Are course grade distributions supposed to be bell shaped?

The distribution doesn't have to be of bell-shape. In very large scale open exams it may be reasonable to assume a bell curve. In many other situations, the distributions can be affected by the class size, mix of the students, objectives of the course, validity of the exam questions, and difficulty of the exam questions, etc.

Class size: The smaller the class, the harder to observe any discernible distributions, such as a bell-shape normal distribution.

Mix of students: If you're teaching a quantitative class and there are two streams of students from i) art programs and ii) engineer programs, you may see some other distribution like a double bell-shape bimodal distribution.

Objectives of the course: Some courses can be designed based on a fixed and stringent set of standards. For instance, if you teach anesthesiology and the passing grade for the students to take the board exam is 90%, the end distribution is unlikely to be bell-shape.

Validity and difficulty of the exam: Invalid questions may lower the accuracy which prohibits you to see the true distribution; overly easy or hard exam can move the curve towards high- and low-boundary, causing truncated bell-shape distributions.

If I have to give an assessment I'd first suggest removing the 0% as it's a special case and yet tilting the impression of the curve quite badly. For the rest, I'd say if you're teaching an introductory course in which students are expected to gain a good foundation, this is not a bad distribution. If you're teaching a very advanced course, with nearly 20% getting close to full mark then the assessment may benefit from a re-tuning.

Generally, I'd advise:

  • Analyze the grades and your course objectives in tandem. Just grade distribution itself does not tell if you're doing a good job.

  • Accumulate more data across cohorts of students. I find that after 3-4 times teaching the same course the patterns would start to emerge.

  • Compare to historic grade distribution (just a few years before you picked this course up) to make sure you are not way off. Consult the appropriate dean if they are.

  • If so inclined, try to analyze your exam items. There are special statistics to check if your exam questions are "good" questions. Most academic institutes should have an education affair office that can help you.


This looks to me like the sort of distribution you would expect from an exam that is simply too easy, and fails to distinguish at the top end.

You probably do have a roughly bell-shaped distribution of student abilities, but since in your exam the middle of the bell is at 85% or so, all of the high-ability tail inevitably get lumped together in the 95-100% bar.


Remember that your primary task is not to accurately tell better students from worse, but to make sure they learn what they are supposed to. This is also the role of the test: for students passing a test is supposed to be a fixed, specific goal to achieve, not a competition.

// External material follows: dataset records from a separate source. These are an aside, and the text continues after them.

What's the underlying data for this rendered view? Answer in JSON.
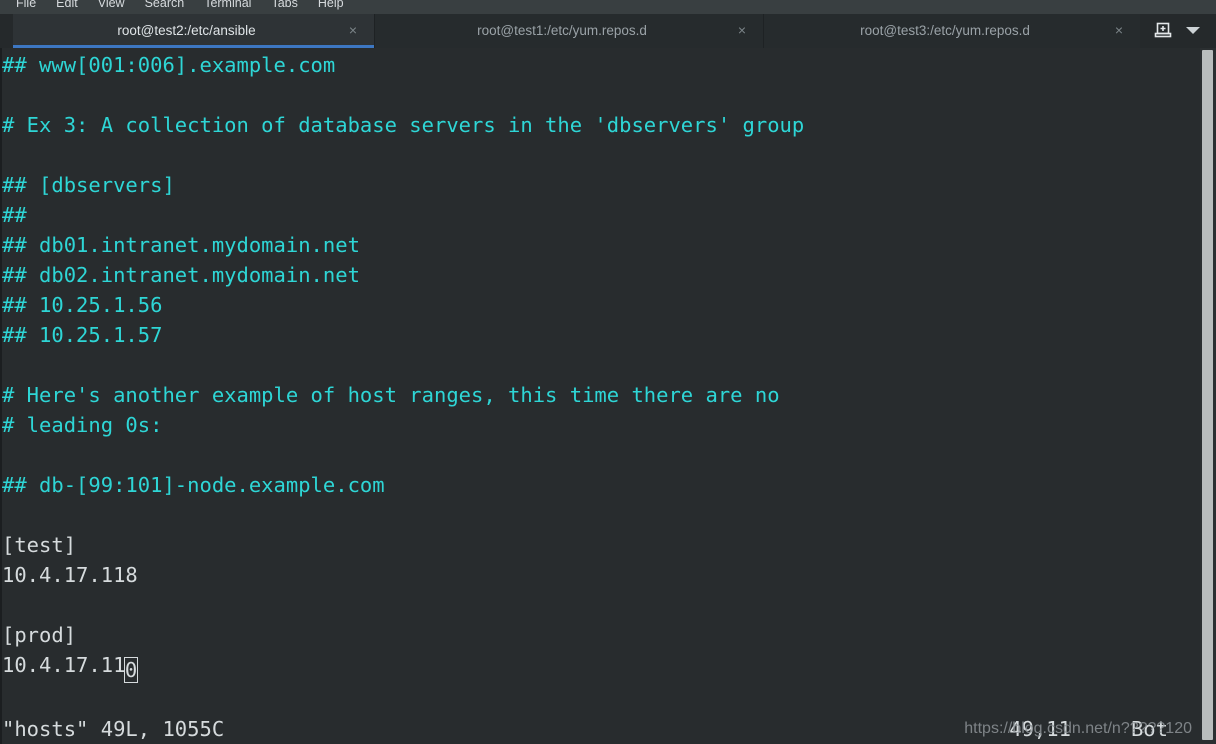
{
  "window": {
    "menu": [
      "File",
      "Edit",
      "View",
      "Search",
      "Terminal",
      "Tabs",
      "Help"
    ]
  },
  "tabs": [
    {
      "title": "root@test2:/etc/ansible",
      "active": true,
      "close_glyph": "×"
    },
    {
      "title": "root@test1:/etc/yum.repos.d",
      "active": false,
      "close_glyph": "×"
    },
    {
      "title": "root@test3:/etc/yum.repos.d",
      "active": false,
      "close_glyph": "×"
    }
  ],
  "tab_actions": {
    "new_tab_label": "new-tab",
    "menu_label": "tab-list"
  },
  "terminal": {
    "lines": [
      {
        "text": "## www[001:006].example.com",
        "type": "comment"
      },
      {
        "text": "",
        "type": "blank"
      },
      {
        "text": "# Ex 3: A collection of database servers in the 'dbservers' group",
        "type": "comment"
      },
      {
        "text": "",
        "type": "blank"
      },
      {
        "text": "## [dbservers]",
        "type": "comment"
      },
      {
        "text": "##",
        "type": "comment"
      },
      {
        "text": "## db01.intranet.mydomain.net",
        "type": "comment"
      },
      {
        "text": "## db02.intranet.mydomain.net",
        "type": "comment"
      },
      {
        "text": "## 10.25.1.56",
        "type": "comment"
      },
      {
        "text": "## 10.25.1.57",
        "type": "comment"
      },
      {
        "text": "",
        "type": "blank"
      },
      {
        "text": "# Here's another example of host ranges, this time there are no",
        "type": "comment"
      },
      {
        "text": "# leading 0s:",
        "type": "comment"
      },
      {
        "text": "",
        "type": "blank"
      },
      {
        "text": "## db-[99:101]-node.example.com",
        "type": "comment"
      },
      {
        "text": "",
        "type": "blank"
      },
      {
        "text": "[test]",
        "type": "plain"
      },
      {
        "text": "10.4.17.118",
        "type": "plain"
      },
      {
        "text": "",
        "type": "blank"
      },
      {
        "text": "[prod]",
        "type": "plain"
      },
      {
        "text": "10.4.17.11",
        "type": "plain",
        "cursor_char": "0"
      }
    ],
    "status": {
      "file_info": "\"hosts\" 49L, 1055C",
      "position": "49,11",
      "scroll": "Bot"
    }
  },
  "watermark": {
    "text": "https://blog.csdn.net/n?????120"
  },
  "colors": {
    "terminal_background": "#282c2e",
    "comment": "#2ed6d6",
    "foreground": "#d6dbdd",
    "tab_active_underline": "#3d77c2",
    "scrollbar_thumb": "#b9bdbd"
  }
}
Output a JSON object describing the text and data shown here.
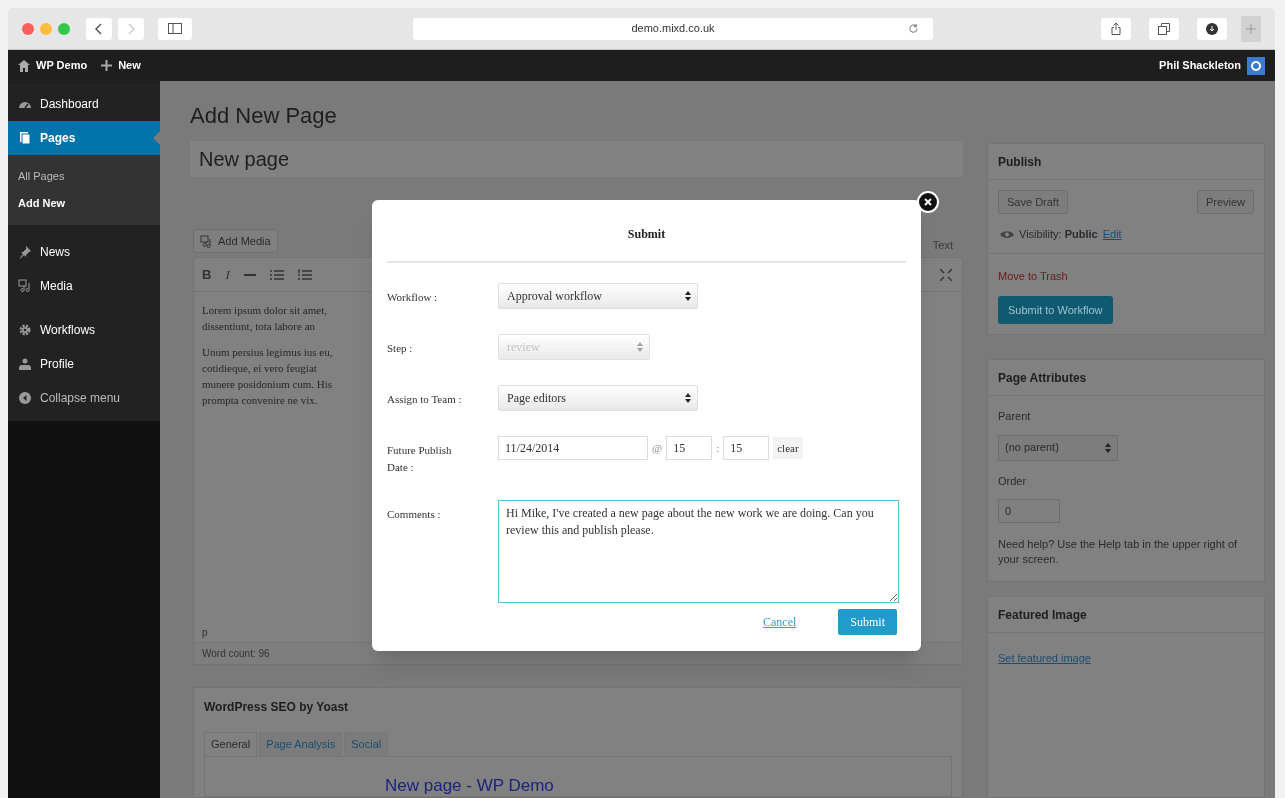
{
  "browser": {
    "url": "demo.mixd.co.uk"
  },
  "admin_bar": {
    "site": "WP Demo",
    "new": "New",
    "user": "Phil Shackleton"
  },
  "sidebar": {
    "items": [
      {
        "kind": "menu",
        "label": "Dashboard",
        "selected": false
      },
      {
        "kind": "menu",
        "label": "Pages",
        "selected": true,
        "children": [
          {
            "label": "All Pages",
            "selected": false
          },
          {
            "label": "Add New",
            "selected": true
          }
        ]
      },
      {
        "kind": "menu",
        "label": "News",
        "selected": false
      },
      {
        "kind": "menu",
        "label": "Media",
        "selected": false
      },
      {
        "kind": "menu",
        "label": "Workflows",
        "selected": false
      },
      {
        "kind": "menu",
        "label": "Profile",
        "selected": false
      },
      {
        "kind": "collapse",
        "label": "Collapse menu",
        "selected": false
      }
    ]
  },
  "page": {
    "heading": "Add New Page",
    "title_value": "New page",
    "add_media": "Add Media",
    "toolbar": [
      "B",
      "I"
    ],
    "text_tab": "Text",
    "paragraphs": [
      [
        "Lorem ipsum dolor sit amet,",
        "dissentiunt, tota labore an"
      ],
      [
        "Unum persius legimus ius eu,",
        "cotidieque, ei vero feugiat",
        "munere posidonium cum. His",
        "prompta convenire ne vix."
      ]
    ],
    "path": "p",
    "word_count": "Word count: 96"
  },
  "seo": {
    "title": "WordPress SEO by Yoast",
    "tabs": [
      {
        "label": "General",
        "selected": true
      },
      {
        "label": "Page Analysis",
        "selected": false
      },
      {
        "label": "Social",
        "selected": false
      }
    ],
    "snippet_title": "New page - WP Demo"
  },
  "publish": {
    "title": "Publish",
    "save_draft": "Save Draft",
    "preview": "Preview",
    "visibility_label": "Visibility:",
    "visibility_value": "Public",
    "edit": "Edit",
    "trash": "Move to Trash",
    "submit": "Submit to Workflow"
  },
  "page_attributes": {
    "title": "Page Attributes",
    "parent_label": "Parent",
    "parent_value": "(no parent)",
    "order_label": "Order",
    "order_value": "0",
    "help": "Need help? Use the Help tab in the upper right of your screen."
  },
  "featured_image": {
    "title": "Featured Image",
    "link": "Set featured image"
  },
  "dialog": {
    "title": "Submit",
    "fields": [
      {
        "kind": "select",
        "label": "Workflow :",
        "value": "Approval workflow",
        "disabled": false
      },
      {
        "kind": "select",
        "label": "Step :",
        "value": "review",
        "disabled": true
      },
      {
        "kind": "select",
        "label": "Assign to Team :",
        "value": "Page editors",
        "disabled": false
      },
      {
        "kind": "datetime",
        "label": "Future Publish Date :",
        "date": "11/24/2014",
        "at": "@",
        "hour": "15",
        "separator": ":",
        "minute": "15",
        "clear": "clear"
      },
      {
        "kind": "textarea",
        "label": "Comments :",
        "value": "Hi Mike, I've created a new page about the new work we are doing. Can you review this and publish please."
      }
    ],
    "cancel": "Cancel",
    "submit": "Submit"
  }
}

Therefore, the proper question here is: do you actually believe all of your students except for those unlucky few deserve passing your class? Do they learned what they were supposed to learn? If so, this is fine. The scores do reflect good on you that you taught your students well. This might also be a sign that it's not the test that requires adjustments, but the curriculum—you could probably teach more material in that class, and it will also indirectly lead to the exam being more difficult.

If not, then you should definitely adjust the test.

Some time ago I collected graphs from some documents from Polish Ministry of Education on the high-school exam. This is a huge sample (around 300k yearly), and you can see that scores do not always take a bell shape. Some useful discussion on interpretation of these graphs is in a reddit thread, especially explanation on the peak around 30% (the passing point) of the language exam.